Karl Lagerfeld jest w kreowaniu prawdziwym mistrzem. W zeszłym roku wymyślił ekskluzywny supermarket, wcześniej cyrk, a kilka lat temu ogromną karuzela. Wydawać by się mogło, że nie można pójść już dalej, lecz w Chanel właśnie to jest wyjątkowe – że wyobraźnia tej marki jest nieskończona. Kolekcja haute couture na sezon wiosna lato 2015 przenosi widzów do tropikalnej przyszłości, jest rok może 2515? I jest to jedyna natura jaka ostała się jeszcze na Ziemi. „Być może jest to jednak świat, który nigdy tak naprawdę nie istniał?” – stawia pytanie Lagerfeld.

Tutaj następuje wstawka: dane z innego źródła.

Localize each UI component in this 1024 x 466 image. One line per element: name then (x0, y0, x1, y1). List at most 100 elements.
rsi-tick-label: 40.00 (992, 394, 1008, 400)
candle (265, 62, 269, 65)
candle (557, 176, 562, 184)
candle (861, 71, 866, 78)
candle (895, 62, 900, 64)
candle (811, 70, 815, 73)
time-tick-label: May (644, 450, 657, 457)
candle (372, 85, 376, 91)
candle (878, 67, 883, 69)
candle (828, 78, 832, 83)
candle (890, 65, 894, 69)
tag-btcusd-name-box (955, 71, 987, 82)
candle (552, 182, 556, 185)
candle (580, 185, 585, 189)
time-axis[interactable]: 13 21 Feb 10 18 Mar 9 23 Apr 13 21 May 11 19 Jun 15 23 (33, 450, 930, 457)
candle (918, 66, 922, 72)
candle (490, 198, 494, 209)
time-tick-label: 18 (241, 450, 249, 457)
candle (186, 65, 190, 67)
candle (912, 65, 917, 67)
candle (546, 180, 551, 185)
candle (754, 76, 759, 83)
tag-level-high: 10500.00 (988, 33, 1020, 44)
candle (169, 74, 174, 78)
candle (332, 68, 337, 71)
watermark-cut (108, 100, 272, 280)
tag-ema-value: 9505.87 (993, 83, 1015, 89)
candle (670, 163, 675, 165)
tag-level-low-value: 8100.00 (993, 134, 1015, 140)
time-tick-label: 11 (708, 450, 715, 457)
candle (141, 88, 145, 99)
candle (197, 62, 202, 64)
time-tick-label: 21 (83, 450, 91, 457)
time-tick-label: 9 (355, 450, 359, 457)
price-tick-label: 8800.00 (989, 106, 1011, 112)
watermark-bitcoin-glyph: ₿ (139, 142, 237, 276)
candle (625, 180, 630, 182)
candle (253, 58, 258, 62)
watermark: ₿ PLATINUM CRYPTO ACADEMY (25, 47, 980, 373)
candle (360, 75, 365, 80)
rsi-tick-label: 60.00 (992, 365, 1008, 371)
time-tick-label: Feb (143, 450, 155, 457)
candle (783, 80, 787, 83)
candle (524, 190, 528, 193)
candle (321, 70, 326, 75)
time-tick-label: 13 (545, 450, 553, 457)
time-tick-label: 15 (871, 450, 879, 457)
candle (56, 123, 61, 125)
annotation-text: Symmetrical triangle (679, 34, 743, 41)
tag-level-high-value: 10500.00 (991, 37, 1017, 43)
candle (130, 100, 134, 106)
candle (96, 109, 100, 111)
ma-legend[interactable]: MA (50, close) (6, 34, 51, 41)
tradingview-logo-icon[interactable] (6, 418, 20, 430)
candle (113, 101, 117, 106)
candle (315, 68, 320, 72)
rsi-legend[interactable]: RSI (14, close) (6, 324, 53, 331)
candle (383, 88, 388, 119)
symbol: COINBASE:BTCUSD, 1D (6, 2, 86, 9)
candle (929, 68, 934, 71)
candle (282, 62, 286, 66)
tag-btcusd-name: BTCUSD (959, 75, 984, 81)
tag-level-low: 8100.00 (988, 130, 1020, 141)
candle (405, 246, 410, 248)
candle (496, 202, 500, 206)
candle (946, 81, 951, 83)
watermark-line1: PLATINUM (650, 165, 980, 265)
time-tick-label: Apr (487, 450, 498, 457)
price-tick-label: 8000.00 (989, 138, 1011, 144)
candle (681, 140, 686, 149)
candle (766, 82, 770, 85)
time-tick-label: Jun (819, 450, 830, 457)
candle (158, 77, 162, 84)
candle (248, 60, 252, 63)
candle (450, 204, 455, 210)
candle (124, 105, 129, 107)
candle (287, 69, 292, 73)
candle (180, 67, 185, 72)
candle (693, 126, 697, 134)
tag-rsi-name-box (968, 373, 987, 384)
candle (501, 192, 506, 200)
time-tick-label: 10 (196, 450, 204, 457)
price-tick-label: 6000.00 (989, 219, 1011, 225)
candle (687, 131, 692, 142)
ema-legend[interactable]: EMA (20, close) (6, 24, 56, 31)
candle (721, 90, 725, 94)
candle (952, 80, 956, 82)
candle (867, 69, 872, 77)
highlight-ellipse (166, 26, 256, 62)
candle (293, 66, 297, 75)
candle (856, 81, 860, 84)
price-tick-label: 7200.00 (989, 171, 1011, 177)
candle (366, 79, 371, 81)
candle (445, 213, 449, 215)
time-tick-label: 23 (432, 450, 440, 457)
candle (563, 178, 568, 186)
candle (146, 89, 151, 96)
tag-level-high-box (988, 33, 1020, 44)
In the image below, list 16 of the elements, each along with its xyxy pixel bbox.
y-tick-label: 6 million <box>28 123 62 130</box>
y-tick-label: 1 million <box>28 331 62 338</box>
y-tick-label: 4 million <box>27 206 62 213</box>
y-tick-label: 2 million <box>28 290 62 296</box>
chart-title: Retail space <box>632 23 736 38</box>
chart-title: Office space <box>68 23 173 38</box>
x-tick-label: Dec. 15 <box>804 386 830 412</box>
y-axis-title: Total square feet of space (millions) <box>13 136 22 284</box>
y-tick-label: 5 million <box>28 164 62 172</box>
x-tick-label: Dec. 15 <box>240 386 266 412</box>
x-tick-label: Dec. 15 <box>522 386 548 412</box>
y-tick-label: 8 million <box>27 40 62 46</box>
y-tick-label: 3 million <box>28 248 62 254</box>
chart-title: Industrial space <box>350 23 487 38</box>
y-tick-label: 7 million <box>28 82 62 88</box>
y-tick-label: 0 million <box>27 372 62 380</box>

Sześć miesięcy. Tyle zajęło umieszczenie i wyhodowanie 300 kwiatów, które stworzyły futurystyczną dżunglę poniedziałkowego pokazu. Projektant w tym roku czerpie bowiem z przeszłości tworząc przyszłość. Wszystko za sprawą inspiracji jego ulubionym filmem – „Metropolis” z 1927 roku.
A na wybiegu? Ogromne kwiatowe rękawy przypominające naramienniki połączone z kapeluszami rodem z epoki edwardiańskiej, co rusz zastępowane były puszystymi czapkami beanie. Beanie! To od razu kazało spytać jakim cudem „czapka ulicy” znalazła drogę do wysokiej mody?” Odpowiedź jest prosta. Karl tworzy ubrania do noszenia. „Widzę te czapki na ulicy, poczułem więc potrzebę stworzenia wersji couture” – tłumaczy.
Wiosenna kolekcja, to zdecydowanie erupcja kolorów i kształtów, nie ma w niej nic delikatnego. Wszystko jest intensywne, świeże i ekscytujące. Widzimy jak klasyka Chanel może zmienić się przez wieki. Geniusz francuskiego domu mody polega na możliwości stworzenia się na nowo – odsłonięte brzuchy, crop topy stworzone z kultowych żakietów boucle – mimo wariacji na temat przyszłości bez trudu możemy odnaleźć tu trzon marki.
„Keep the best, forget the rest” – radzi nam projektant i tego sam się trzyma. Wysoka moda przejawia się tu w doborze materiałów, a jest ich bez liku – koronki, tweedy, len – i w precyzji, czego przykładem są płaszcze zakończone trójwymiarowymi, ogromnymi, ręcznie naszytymi kwiatami.
Podróż do przyszłości wieńczy modelka Molly Bair w sukni ślubnej z kwiatów, które w 2515 roku, w wizji Lagerfelda wydają się deficytem i wyznacznikiem ekskluzywności.